(Miguel Carqueija)

 

"Sora no woto" é a arte da animação em toda a sua pujança

 

A MÚSICA QUE VEIO DO CÉU





    Presença de revelações de enredo (spoilers).
    “Sora no woto” (“Sounds of sky”, na versão em inglês), em doze episódios, é uma das historias mais belas e estimulantes que eu já assisti, e dá testemunho da pujança e vitalidade do criativo cinema japonês de animação.
    A história, uma ficção cientifica de fundo católico, flui como uma poesia num contexto envolvente, num cenário de mundo decadente, após a queda da atual civilização. Com freqüência são feitas referencias à “era passada”, ou seja, antes das catástrofes que mudaram o mundo. Perpassa a série uma linda e pungente melodia, “Amazing in grace” (“Graça maravilhosa”), de John Newton (1779, domínio público), que a personagem Sorami Kanata ouviu quando muito criança, num cenário de guerra, e que ela reencontra ao ingressar, com quinze anos, no pelotão 1121, encarregado de vigiar a fronteira final da Federação Helvétia (Suíça), na borda das terras desconhecidas. Tocar esta musica na corneta é uma realização para Kanata. E a melodia será importante inclusive no maravilhoso desfecho.
        Os doze episódios são como uma sinfonia que flui com leveza e graça. Tudo gira em torno de cinco garotas que constituem o pequeno Pelotão 1121, encarregado de tomar conta de um quartel situado próximo à vila de Seize, no final do mundo conhecido. São elas a Comandante Felicia Heideman, suave e carinhosa, que faz de mãe para as demais; a Tenente Rio Kazumiya, que é como a irmã mais velha; a Sargenta Noel Kannagi, reservada e estranha; a Soldada Kureha Suminoya, altiva e temperamental; e finalmente a Soldada Sorami Kanata, que transborda inocência, bondade e vitalidade. Alguns mistérios cercam a vida dessas pessoas, bem como da própria vila, marcada pela lenda das cinco “Donzelas do Fogo” que, no passado longínquo, protegeram o lugar do ataque de um demônio, ajudadas por uma aranha gigante.       
    Nesse mundo futuro subsistem tecnologias — trem de ferro, máquinas de guerra, raros telefones — mas nada de celulares, computadores, aviões.

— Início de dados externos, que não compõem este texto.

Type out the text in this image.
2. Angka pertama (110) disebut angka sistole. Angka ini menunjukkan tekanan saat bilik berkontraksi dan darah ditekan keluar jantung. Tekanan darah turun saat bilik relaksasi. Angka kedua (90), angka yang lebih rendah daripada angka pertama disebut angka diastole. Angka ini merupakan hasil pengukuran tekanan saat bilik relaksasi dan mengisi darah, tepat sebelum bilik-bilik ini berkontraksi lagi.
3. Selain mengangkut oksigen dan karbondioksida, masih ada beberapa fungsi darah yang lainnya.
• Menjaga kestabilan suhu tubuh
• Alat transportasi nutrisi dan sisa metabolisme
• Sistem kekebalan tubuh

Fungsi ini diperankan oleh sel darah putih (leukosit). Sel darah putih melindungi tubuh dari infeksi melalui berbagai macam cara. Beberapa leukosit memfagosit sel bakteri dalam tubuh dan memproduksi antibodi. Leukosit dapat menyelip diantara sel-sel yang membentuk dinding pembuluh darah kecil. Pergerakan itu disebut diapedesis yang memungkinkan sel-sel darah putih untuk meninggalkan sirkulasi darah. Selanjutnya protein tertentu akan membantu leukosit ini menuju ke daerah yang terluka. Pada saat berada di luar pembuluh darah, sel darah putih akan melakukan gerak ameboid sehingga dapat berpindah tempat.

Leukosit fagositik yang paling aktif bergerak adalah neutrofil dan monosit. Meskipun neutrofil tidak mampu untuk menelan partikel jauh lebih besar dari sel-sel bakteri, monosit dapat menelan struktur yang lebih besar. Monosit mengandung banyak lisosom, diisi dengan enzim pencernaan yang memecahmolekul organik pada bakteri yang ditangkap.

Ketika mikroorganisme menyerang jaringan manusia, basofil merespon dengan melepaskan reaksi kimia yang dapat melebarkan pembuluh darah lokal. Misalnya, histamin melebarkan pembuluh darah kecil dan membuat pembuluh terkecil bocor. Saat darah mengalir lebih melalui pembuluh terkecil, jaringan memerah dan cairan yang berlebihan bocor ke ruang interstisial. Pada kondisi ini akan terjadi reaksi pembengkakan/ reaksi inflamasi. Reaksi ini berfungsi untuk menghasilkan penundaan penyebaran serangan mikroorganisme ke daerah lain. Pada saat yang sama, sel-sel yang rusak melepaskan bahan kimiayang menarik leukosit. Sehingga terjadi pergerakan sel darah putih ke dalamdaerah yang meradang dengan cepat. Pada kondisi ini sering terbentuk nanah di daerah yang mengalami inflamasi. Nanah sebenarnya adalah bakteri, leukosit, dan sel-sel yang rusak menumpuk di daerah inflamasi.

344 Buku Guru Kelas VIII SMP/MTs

Parece um pouco o século XIX. O fantasma da guerra não foi de todo esconjurado. Anos atrás houve um devastador conflito, entre a Federação Helvétia e o Império Romano, e negociações de paz se arrastam misteriosamente.
    Após uma série de episódios deliciosos que definem as diversas personalidades das garotas a situação aproxima-se de um desfecho com o aprisionamento de uma soldada ferida do Império Romano, Aisha. Esta nega ás garotas (Rio, por razões especiais, encontrava-se ausente) a veracidade da lenda das Donzelas de Fogo, tal como é contada na vila. Não, declara Aisha, não foi um demônio que caiu sobre a vila, foi o Anjo do Apocalipse, que destruíra o mundo anterior. Ferido, ele foi salvo pelas donzelas, ajudadas pela aranha gigante.
    Como que o passado irá se encontrar com o presente. As revelações se acumulam. O arrivista Coronel Hopkins, conhecido como o “Demônio de Vingt”, assola a região e pretende utilizar novamente os serviços de Noel, que no passado havia sido levada a colaborar numa ação genocida através da guerra química e ganhara o apelido de “Bruxa de Helvétia”. Noel, traumatizada pelo passado, recusa-se a aderir ao coronel que pretende provocar a guerra contra Roma, sabotando as negociações de paz. Felicia lidera a rebelião das garotas contra o coronel e para preservar a paz.
    Aqui, tendo Noel restaurado uma tecnologia da “era passada” — o terrível tanque de guerra conhecido como o Takemikazuchi, capaz de trepar facilmente em paredões rochosos graças ás suas patas aracnídeas, e que se encontrava encostado no quartel — as garotas partem para o dramático confronto com as forças do mal; elas, as Messias do futuro, as novas “donzelas do fogo”, que, auxiliadas por uma aranha gigante, protegerão não somente a vila, mas a todos — como frisou Aisha, as donzelas protegeram toda a humanidade — para impedir o reacender catastrófico do monstro da guerra.
         “Sora no woto” é beleza do principio ao fim. É uma série que dignifica a Sétima Arte.   

Mangá de Yagi Shinba (Japão, 2010-2011). Anime de 2010, produzido pela Aniplex com direção de Mamoru Kanbe e roteiro de Hiroyuki Yoshino. Além dos doze episódios, existe um OVA (especial).

Rio de Janeiro, 28 de março a 25 de maio de 2012.